Avec ses tatouages et son style désinvolte, Alix Fernz est l’un des nouveaux visages les plus intrigants (et reconnaissables) de la scène musicale montréalaise. Ce multi-instrumentiste et producteur excelle dans un univers où la pop expérimentale rencontre le post-punk. Après avoir fait ses débuts dans la scène punk-DIY avec le projet Blood Skin Atopic, Fernz s’est lancé en solo, dévoilant une musique profondément personnelle, imprégnée de contrastes à tous niveaux.
En avril dernier, il a fait paraître chez Mothland son premier album en tant qu’Alix Fernz, Bizou.
Je le rencontre au mythique Bar l’Esco, rue Saint-Denis, où il travaille depuis quelques années. S’il est plus souvent derrière le bar, il s’apprêtait ce soir-là à prendre le contrôle des lumières lors du spectacle-surprise de ses amis, Choses sauvages. Forcément, de travailler dans un environnement aussi dynamique et où les artistes se succèdent, ça doit aider avec la créativité.
«Absolument, dit-il. Je suis inspiré à 100% par ce que je vis ici. C’est sûr que je romance beaucoup ça, mais principalement, c’est basé sur des choses que je vis ici. J’aime représenter dans ma musique le côté obscur de la vie; je peux pas écrire de tounes heureuses moi.»
Je lui fais remarquer que sa musique, sans tomber dans la pop ‘gomme-balloune’, a quand même une qualité lumineuse: tout n’y est pas sombre. «J’adore le contraste entre le côté pop un peu ‘rose bonbon’, avec des sujets plus dark», explique-t-il.
Comme pour tous ses projets, c’est Fernz lui-même qui a écrit l’album de A à Z, bien qu’il ait appelé des membres de son groupe pour les prises finales des instrumentaux. Pour le mixing, il a fait appel à l’aide du producteur Emmanuel Éthier, qui a déjà collaboré avec des artistes comme Corridor et Cœur de pirate. Sur Bizou, Alix Fernz combine une production à la fois dense et hypnotique, où des mélodies accrocheuses se heurtent à des sons stridents et dérangeants. Cet équilibre entre chaos et harmonie témoigne de la maturité musicale qu’a gagnée Fernz avec ce projet.
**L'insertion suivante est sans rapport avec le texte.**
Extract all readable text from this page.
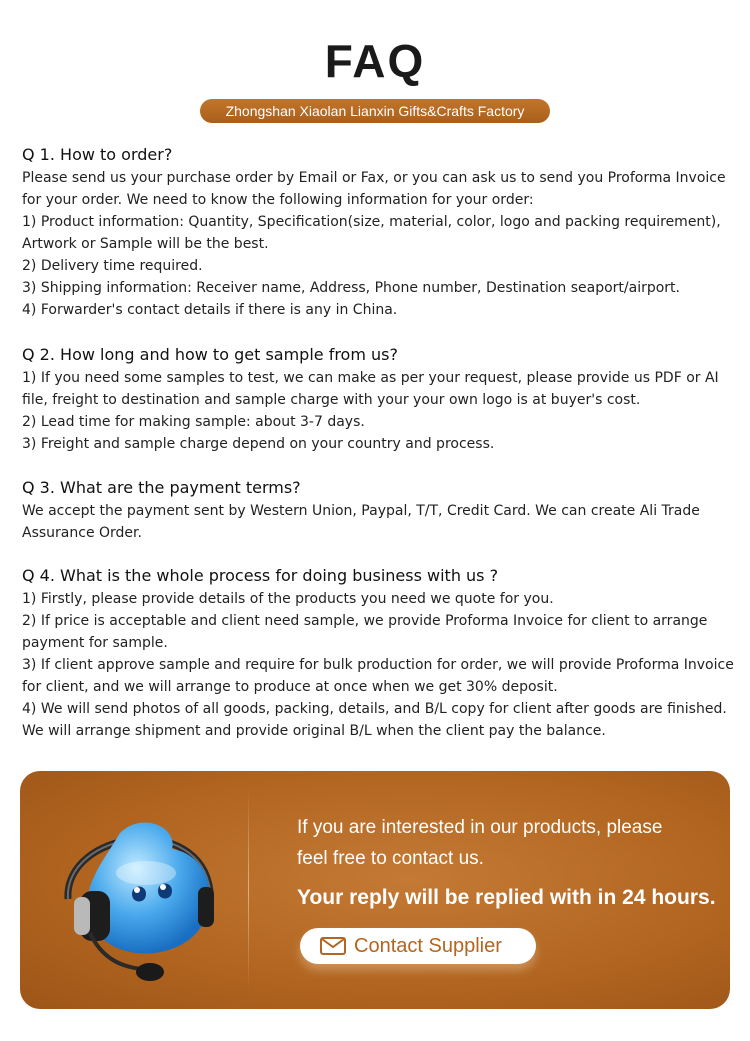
FAQ
Zhongshan Xiaolan Lianxin Gifts&Crafts Factory
Q 1. How to order?
Please send us your purchase order by Email or Fax, or you can ask us to send you Proforma Invoice
for your order. We need to know the following information for your order:
1) Product information: Quantity, Specification(size, material, color, logo and packing requirement),
Artwork or Sample will be the best.
2) Delivery time required.
3) Shipping information: Receiver name, Address, Phone number, Destination seaport/airport.
4) Forwarder's contact details if there is any in China.
Q 2. How long and how to get sample from us?
1) If you need some samples to test, we can make as per your request, please provide us PDF or AI
file, freight to destination and sample charge with your your own logo is at buyer's cost.
2) Lead time for making sample: about 3-7 days.
3) Freight and sample charge depend on your country and process.
Q 3. What are the payment terms?
We accept the payment sent by Western Union, Paypal, T/T, Credit Card. We can create Ali Trade
Assurance Order.
Q 4. What is the whole process for doing business with us ?
1) Firstly, please provide details of the products you need we quote for you.
2) If price is acceptable and client need sample, we provide Proforma Invoice for client to arrange
payment for sample.
3) If client approve sample and require for bulk production for order, we will provide Proforma Invoice
for client, and we will arrange to produce at once when we get 30% deposit.
4) We will send photos of all goods, packing, details, and B/L copy for client after goods are finished.
We will arrange shipment and provide original B/L when the client pay the balance.
If you are interested in our products, please
feel free to contact us.
Your reply will be replied with in 24 hours.
Contact Supplier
«Avec mon ancien band, j’avais un peu l’impression de travailler dans le beurre. Je faisais, genre, un album par six mois; parce que je fais tout tout seul sur mon ordinateur, et je sortais ça de même. Et c’était un autre style: quand j’étais plus jeune, je trippais vraiment beaucoup sur des trucs psych-rock comme King Gizzard and the Lizard Wizard, The Oh Sees, explique Fernz. Je voulais faire la même chose, mais après avoir remis en question mes propres goûts, et en m’inspirant d’autres choses, je me suis rendu compte que je ne voulais pas être une émule, ou aller trop loin et être pogné dedans. Donc je me suis dit que c’était le parfait moment pour changer de style, de nom, d’image.»
L’album, dans ce sens, semble être un peu un adieu à une jeunesse déchaînée. Avec des paroles, comme sur Muselière, qui évoquent l’expérience d’une école privée restrictive, ou encore Wax, où il met le doigt sur le mal-être qui pousse à la consommation abusive. La musique, quant à elle, zigzague entre segments pop jubilatoires et moments abrasifs, plongeant l’auditeur dans une expérience aussi déroutante qu’immersive.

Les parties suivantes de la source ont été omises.